I look at my homely sketch. It doesn’t need anything. Even through the river in my eyes I can see that. It isn’t perfect and that makes it just right.

Related Characters: Melinda Sordino (speaker), Andy Evans
Related Symbols: Trees, Seeds, Plants, and Forests, Birds, Water, Ice, and Melting, Warmth and Sunlight
Page Number: 198
Explanation and Analysis:

Having finally created a tree that expresses her true self and her hidden trauma, Melinda is at last able to admit the truth to herself and to the readers, and explain what happened in clear terms. She at last cleanses herself of her guilt, acknowledging that her rape was not her fault, and that she will no longer remain frozen from the pain of the experience.

Creating art has indeed become a healing experience for Melinda, as a representation of her imperfect life, and her continued potential for growth. Although she has longed to escape throughout the narrative, Melinda now understands that flight is not possible; the only way she can continue living is to acknowledge her trauma and to continue growing as a person.

Melinda describes her tears as she finishes the sketch by saying that there is a "river" in her eyes. Throughout the novel, metaphors of freezing and ice have described Melinda's cold and static emotional state. Now, as she at last emerges, her "river" of tears represents the fact that she has thawed internally, and is ready to face the world again as a person with agency and a voice. 

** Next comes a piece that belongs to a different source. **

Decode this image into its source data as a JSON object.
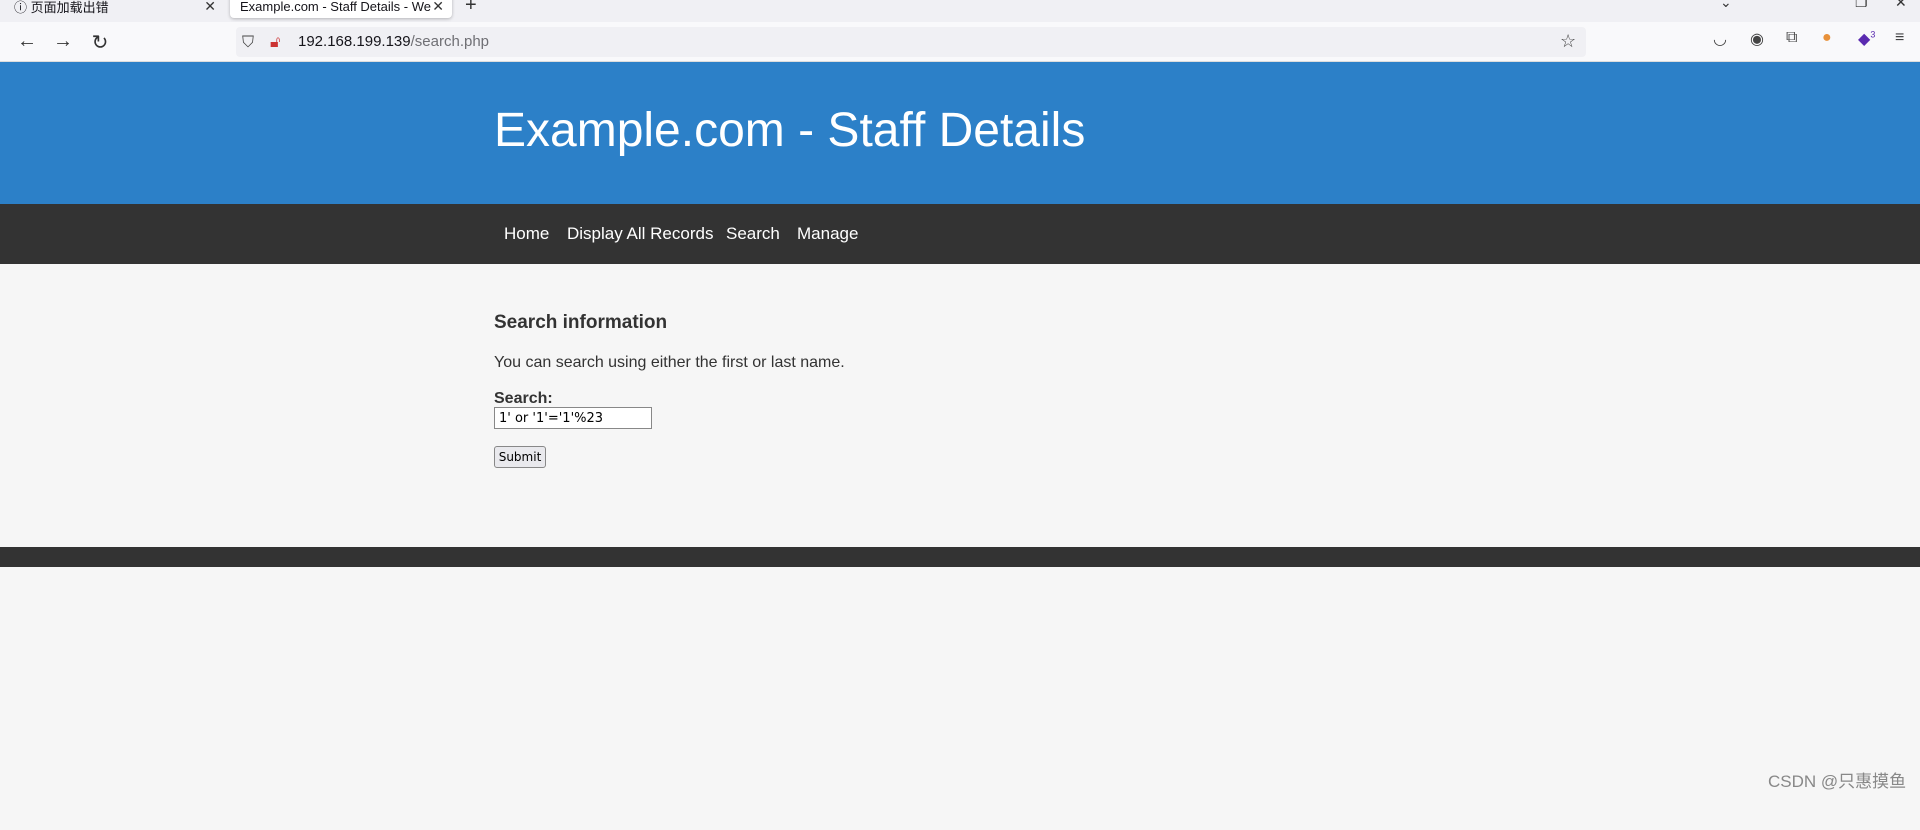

“You’ve been through a lot, haven’t you?”
The tears dissolve the last block of ice in my throat. I feel the frozen stillness melt down through the inside of me, dripping shards of ice that vanish in a puddle of sunlight on the stained floor. Words float up.
Me: “Let me tell you about it.”

Related Characters: Melinda Sordino (speaker), Mr. Freeman (speaker)
Related Symbols: Water, Ice, and Melting, Warmth and Sunlight
Page Number: 198
Explanation and Analysis:

As Melinda and Mr. Freeman look at her tree sketch, Mr. Freeman reveals that he has at least guessed that Melinda has been through a traumatic experience. Always the most empathetic and understanding adult in the book, he is about to become the first person to whom Melinda fully tells her story. Given that his philosophy of art as self-expression has allowed Melinda to make her emotional journey, it makes sense that he should be the first to hear from her newfound voice.

Natural metaphors abound in this passage, as the last of Melinda's iciness melts away under Mr. Freeman's warmth and attention. The combination of fighting off Andy, making her tree, and Mr. Freeman's sympathetic ear have freed her from her frozen trauma. By "melting," Melinda is finally able to tell her story, and to reemerge into the world as a flawed but healing person who trusts others and is able to ease the burdens of her past by sharing them with those around her.

These are the final words of the novel—an optimistic ending for what is often a dark and upsetting book. By ending her narrative with Melinda telling her story to Mr. Freeman, author Laurie Halse Anderson is telling her readers that, just like Melinda's, their stories matter, and that there are those in the world who will listen to and understand them.